Amnesty International has denounced a rise in the use of the death sentence in South Sudan, urging the world’s youngest nation to “stop signing execution orders.”
The London-based rights group said in a statement on Friday that seven people were executed this year, including one who was a child when convicted of murder. It said 342 other people were on death row.
"The world’s youngest nation has embraced this outdated, inhuman practice and is executing people, even children, at a time when the rest of the world is abandoning this abhorrent punishment," Joan Nyanyuki, Amnesty's regional director, said in the statement.
"The president of South Sudan must stop signing execution orders and end this obvious violation of the right to life," she added.
Juba, however, denied the report, saying no one had been executed in the country since 2011 and a moratorium had been placed on the practice since 2013.
Presidency spokesman Ateny Wek Ateny said the capital punishment remained on the statute books, adding, "If you kill a person, you will be executed."
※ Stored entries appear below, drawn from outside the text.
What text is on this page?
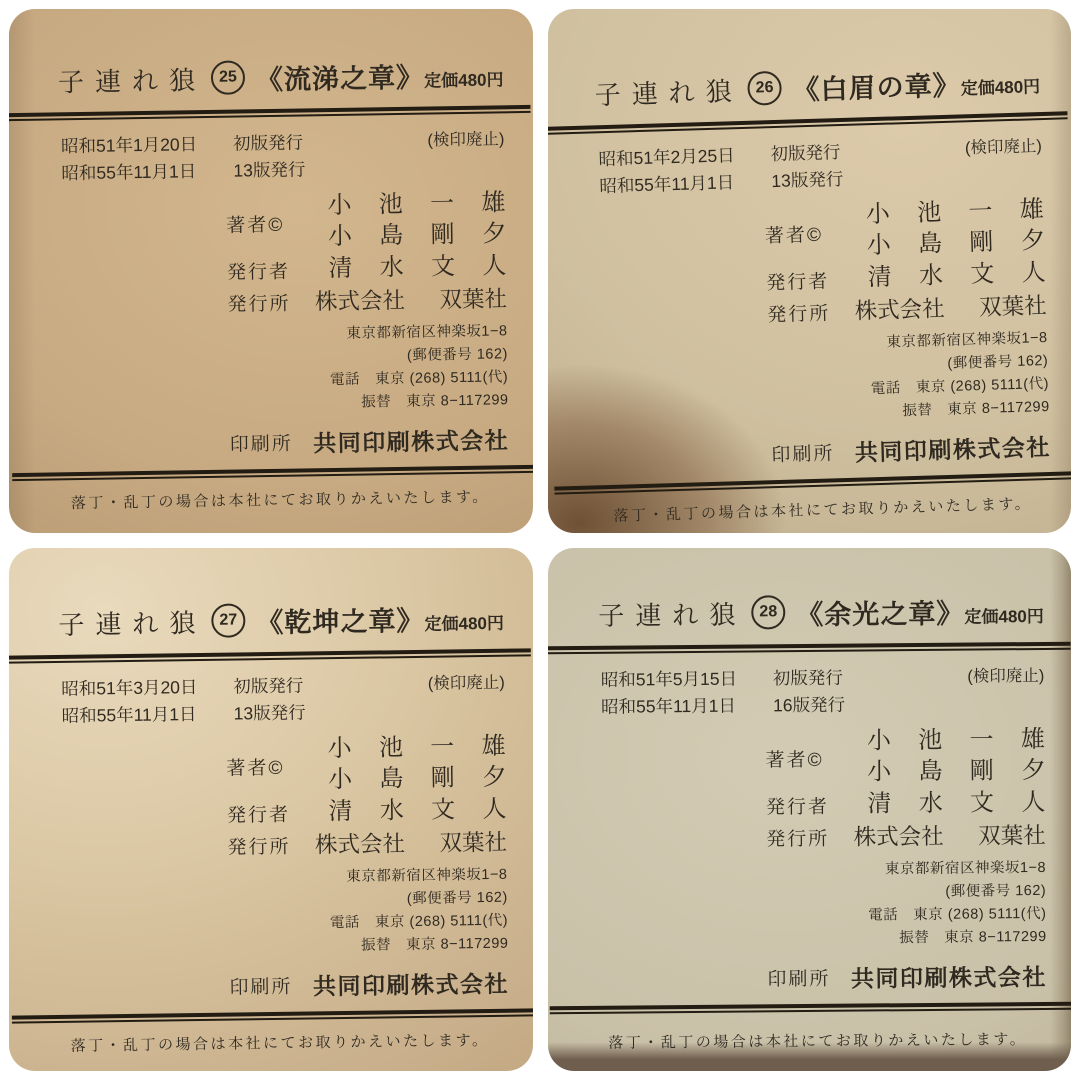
子連れ狼 25 《流涕之章》 定価480円
昭和51年1月20日	初版発行
昭和55年11月1日	13版発行
(検印廃止)
著者©
小 池 一 雄
小 島 剛 夕
発行者 清 水 文 人
発行所 株式会社 双葉社
東京都新宿区神楽坂1−8
(郵便番号 162)
電話　東京 (268) 5111(代)
振替　東京 8−117299
印刷所 共同印刷株式会社
落丁・乱丁の場合は本社にてお取りかえいたします。
子連れ狼 26 《白眉の章》 定価480円
昭和51年2月25日	初版発行
昭和55年11月1日	13版発行
(検印廃止)
著者©
小 池 一 雄
小 島 剛 夕
発行者 清 水 文 人
発行所 株式会社 双葉社
東京都新宿区神楽坂1−8
(郵便番号 162)
電話　東京 (268) 5111(代)
振替　東京 8−117299
印刷所 共同印刷株式会社
落丁・乱丁の場合は本社にてお取りかえいたします。
子連れ狼 27 《乾坤之章》 定価480円
昭和51年3月20日	初版発行
昭和55年11月1日	13版発行
(検印廃止)
著者©
小 池 一 雄
小 島 剛 夕
発行者 清 水 文 人
発行所 株式会社 双葉社
東京都新宿区神楽坂1−8
(郵便番号 162)
電話　東京 (268) 5111(代)
振替　東京 8−117299
印刷所 共同印刷株式会社
落丁・乱丁の場合は本社にてお取りかえいたします。
子連れ狼 28 《余光之章》 定価480円
昭和51年5月15日	初版発行
昭和55年11月1日	16版発行
(検印廃止)
著者©
小 池 一 雄
小 島 剛 夕
発行者 清 水 文 人
発行所 株式会社 双葉社
東京都新宿区神楽坂1−8
(郵便番号 162)
電話　東京 (268) 5111(代)
振替　東京 8−117299
印刷所 共同印刷株式会社
落丁・乱丁の場合は本社にてお取りかえいたします。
South Sudan, the youngest country in Africa, is suffering from a bloody civil war, whose history goes back to President Salva Kiir accusing his former deputy Riek Machar and current rebel leader of plotting a coup.
In September, Kiir signed a peace agreement with rebel factions in the Ethiopia to end the civil war.
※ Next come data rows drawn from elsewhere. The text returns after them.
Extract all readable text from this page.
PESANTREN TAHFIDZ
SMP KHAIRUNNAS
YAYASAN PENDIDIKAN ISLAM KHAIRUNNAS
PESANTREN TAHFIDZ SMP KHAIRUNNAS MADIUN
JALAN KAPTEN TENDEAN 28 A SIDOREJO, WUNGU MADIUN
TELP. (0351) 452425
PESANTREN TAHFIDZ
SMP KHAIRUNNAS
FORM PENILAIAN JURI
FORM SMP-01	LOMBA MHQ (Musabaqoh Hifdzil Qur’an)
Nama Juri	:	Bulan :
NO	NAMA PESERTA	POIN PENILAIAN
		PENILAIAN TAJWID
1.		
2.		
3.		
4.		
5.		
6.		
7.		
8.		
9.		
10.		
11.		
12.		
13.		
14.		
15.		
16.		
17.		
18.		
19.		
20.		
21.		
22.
However, UN rights investigators said on Friday that all sides in the conflict continue to recruit fighters despite the September accord which stipulates that the warring parties stop recruitment, whether voluntary or forced, as a permanent truce takes hold.
"There is a worrying trend, that there is some recruitment going on," Barney Afako, a member of the UN's Commission on Human Rights in South Sudan, said at the end of a four-day visit to the country.
Yasmin Sooka, the chairperson of the commission, said the new recruitment "is on all sides" of South Sudan's conflict.
The exact motivation behind the recruitment is still unclear, but Afako said it might be "tactical" so that militant groups can argue for a greater share of government demobilization programs, or it might be "preparation to return to conflict."
According to the report, fighting has stopped since the deal was signed in September.